Re: My 65816 Computer Concept
Posted: Wed May 20, 2020 4:55 am
dagenius wrote:
I do like the relocatable page 0 of the '816, so 1 page of I/O allows apps that use it often to switch their ZP to it.
There's is a booby trap involved with pointing direct page at the I/O block: if you do so you can't get to any pointers, indices and/or flags that are on the real direct page. Given that much I/O involves accessing such data structures, you may find mapping direct page onto I/O to not be viable.
When I implemented SCSI on my POC V1.1 unit, I went through a fairly lengthy exercise of getting throughput as high as possible. One experiment was that of pointing direct page at the SCSI host adapter's base address (which falls on a page boundary) and using a 16-bit index register to point to the buffer. In order to get at the direct page variables needed by the SCSI driver I had to force the assembler to use absolute addressing so the '816 wouldn't mistakenly try to fetch or store from/to the host adapter's address space when the access was supposed to be RAM in the real direct page.
After running a series of tests reading and writing 32KB chunks of data from one of the disks and comparing the throughput to not having the host adapter appear in direct page, I abandoned the idea.
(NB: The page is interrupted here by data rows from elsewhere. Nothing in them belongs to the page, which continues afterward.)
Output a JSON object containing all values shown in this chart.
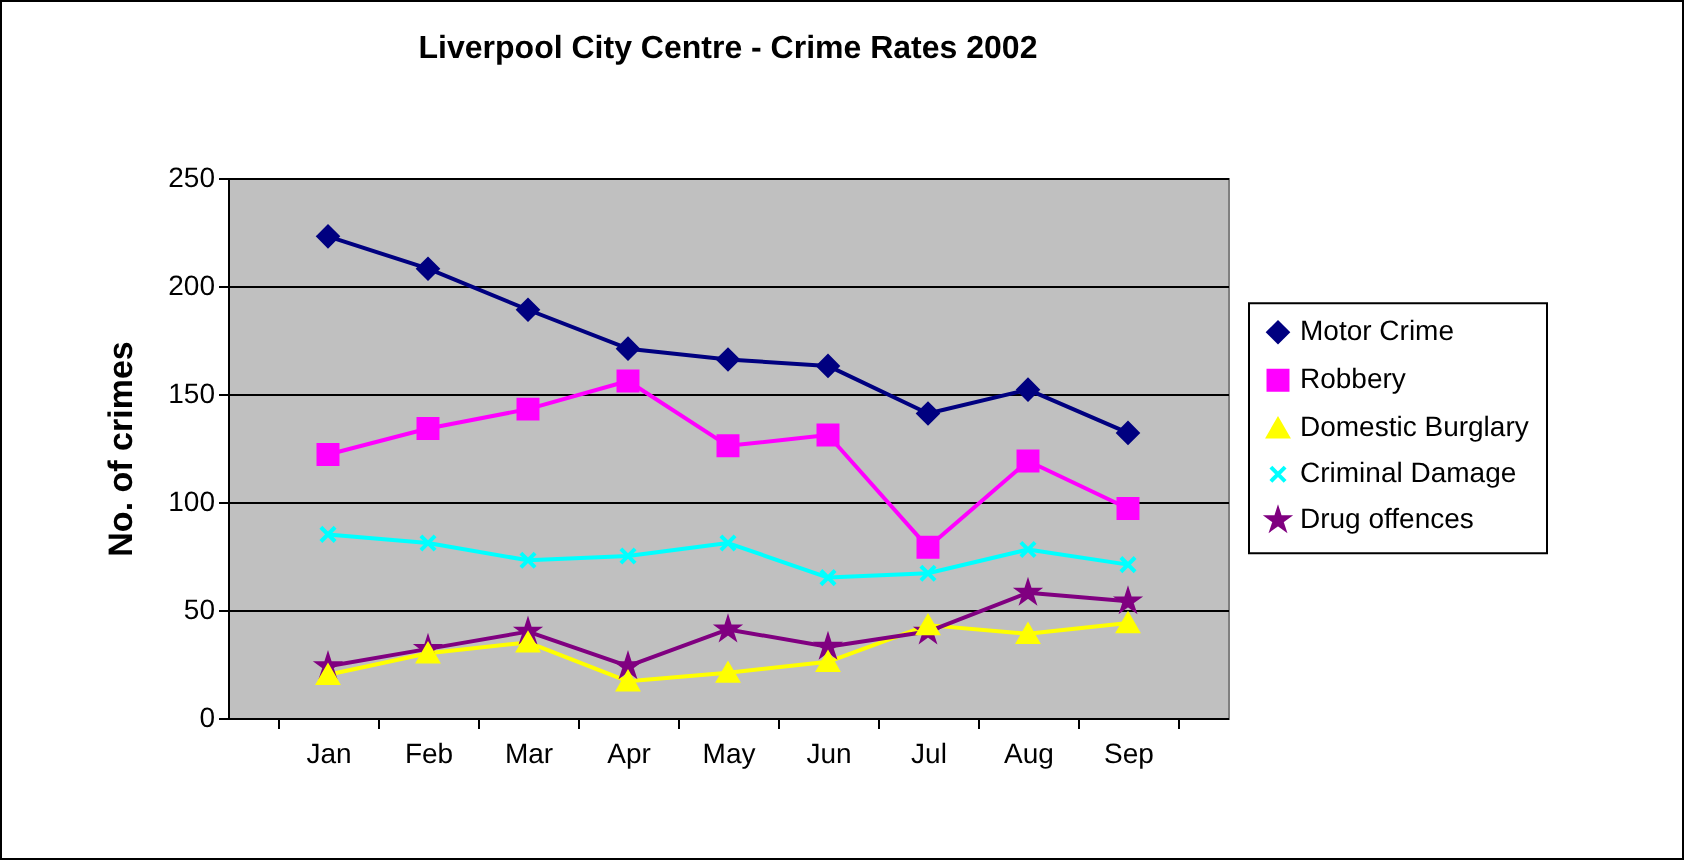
{
  "chart_data": {
    "type": "line",
    "title": "Liverpool City Centre - Crime Rates 2002",
    "ylabel": "No. of crimes",
    "categories": [
      "Jan",
      "Feb",
      "Mar",
      "Apr",
      "May",
      "Jun",
      "Jul",
      "Aug",
      "Sep"
    ],
    "ylim": [
      0,
      250
    ],
    "yticks": [
      0,
      50,
      100,
      150,
      200,
      250
    ],
    "grid": "y",
    "legend": "right",
    "series": [
      {
        "name": "Motor Crime",
        "color": "#000080",
        "marker": "diamond",
        "values": [
          223,
          208,
          189,
          171,
          166,
          163,
          141,
          152,
          132
        ]
      },
      {
        "name": "Robbery",
        "color": "#ff00ff",
        "marker": "square",
        "values": [
          122,
          134,
          143,
          156,
          126,
          131,
          79,
          119,
          97
        ]
      },
      {
        "name": "Domestic Burglary",
        "color": "#ffff00",
        "marker": "triangle",
        "values": [
          20,
          30,
          35,
          17,
          21,
          26,
          43,
          39,
          44
        ]
      },
      {
        "name": "Criminal Damage",
        "color": "#00ffff",
        "marker": "cross",
        "values": [
          85,
          81,
          73,
          75,
          81,
          65,
          67,
          78,
          71
        ]
      },
      {
        "name": "Drug offences",
        "color": "#800080",
        "marker": "star",
        "values": [
          24,
          32,
          40,
          24,
          41,
          33,
          40,
          58,
          54
        ]
      }
    ]
  }
}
Code compaction and better anticipation of branches that might be taken proved to be more productive.
The reality is much of the activity involving I/O is managing buffers, queues and pointers, which is all compute-bound. So while having an I/O port appear in direct page improves access to the port, it may actually degrade overall performance if you have to resort to using absolute addressing to get at direct page variables. Even if that isn't the case, it's only one instruction of many in an I/O loop that is saving a clock cycle.
A good use of direct page redirection is pointing direct page at the stack in a subroutine after that sub has allocated some stack space. Doing so opens the door to allocating a fugacious direct page for any subroutine that has to make use of direct page addressing. The code to do so is surprisingly simple:
Code: Select all
phd ;save current direct page
rep #%00100000 ;16-bit accumulator
sec
tsc ;current stack pointer
sbc #tmp_spac ;number of bytes needed (16-bit value)
tcs ;reserve stack space
inc A ;point at offset $00 in temp space
tcd ;which is now direct page
;
; —————————————————————————————————————————————————————————————
; At this point, the instruction LDA $00 would actually fetch
; from SP + 1, which is the bottom of the reserved stack space.
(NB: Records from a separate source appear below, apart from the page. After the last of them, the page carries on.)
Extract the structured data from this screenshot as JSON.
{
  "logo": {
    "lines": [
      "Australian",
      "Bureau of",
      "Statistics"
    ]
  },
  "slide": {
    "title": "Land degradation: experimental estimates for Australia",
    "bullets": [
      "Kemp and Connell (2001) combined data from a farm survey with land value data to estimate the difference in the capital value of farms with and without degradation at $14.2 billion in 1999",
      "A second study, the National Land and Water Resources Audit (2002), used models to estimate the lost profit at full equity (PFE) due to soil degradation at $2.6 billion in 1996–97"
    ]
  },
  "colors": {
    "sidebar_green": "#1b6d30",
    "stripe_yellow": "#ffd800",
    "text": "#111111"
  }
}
; —————————————————————————————————————————————————————————————
;
..... ;program does things...
rep #%00100000 ;now we clean up...
clc ;after ourselves
tsc ;current stack pointer
adc #tmp_spac ;number of bytes that were used
tcs ;get rid of them
pld ;restore old direct page location
rts ;we're doneI use this technique extensively in much of my code.
Worth noting is if DP is not pointing at the start of a page a one cycle penalty will occur on each fetch or store to direct page. The main value in doing the above is in using direct page addressing modes to get at data structures elsewhere in RAM. You can do indirect-long addressing on the stack, whereas if you want to do long addressing with stack-relative instructions you'd have to change DB and would be limited to a maximum of 64KB of addressable space. With DP pointing at the stack and use of indirect-long addressing you would have 16MB of addressable space.
Quote:
There definitely is a shortage of 65816 projects. A lot of people say it's harder, but the circuits for decoding the upper address lines are readily available in the datasheet, and the 16-bit operations make a lot of code smaller and easier.
There are other '816 projects around here: Marco Demont's, 8BIT's, mine, etc. However, they definitely are outnumbered by eight bit projects.
As for generating A16-A23, the data sheet circuit appears to have a potential timing issue as the Ø2 clock rate closes in on the 65C816's upper limits. Mostly, the use of an inverter to generating the latch strobe may not be satisfactory due to the cumulative lag of the inverter's propagation time and the time required for the latch to close when its /LE input goes low. There is discussion elsewhere on this.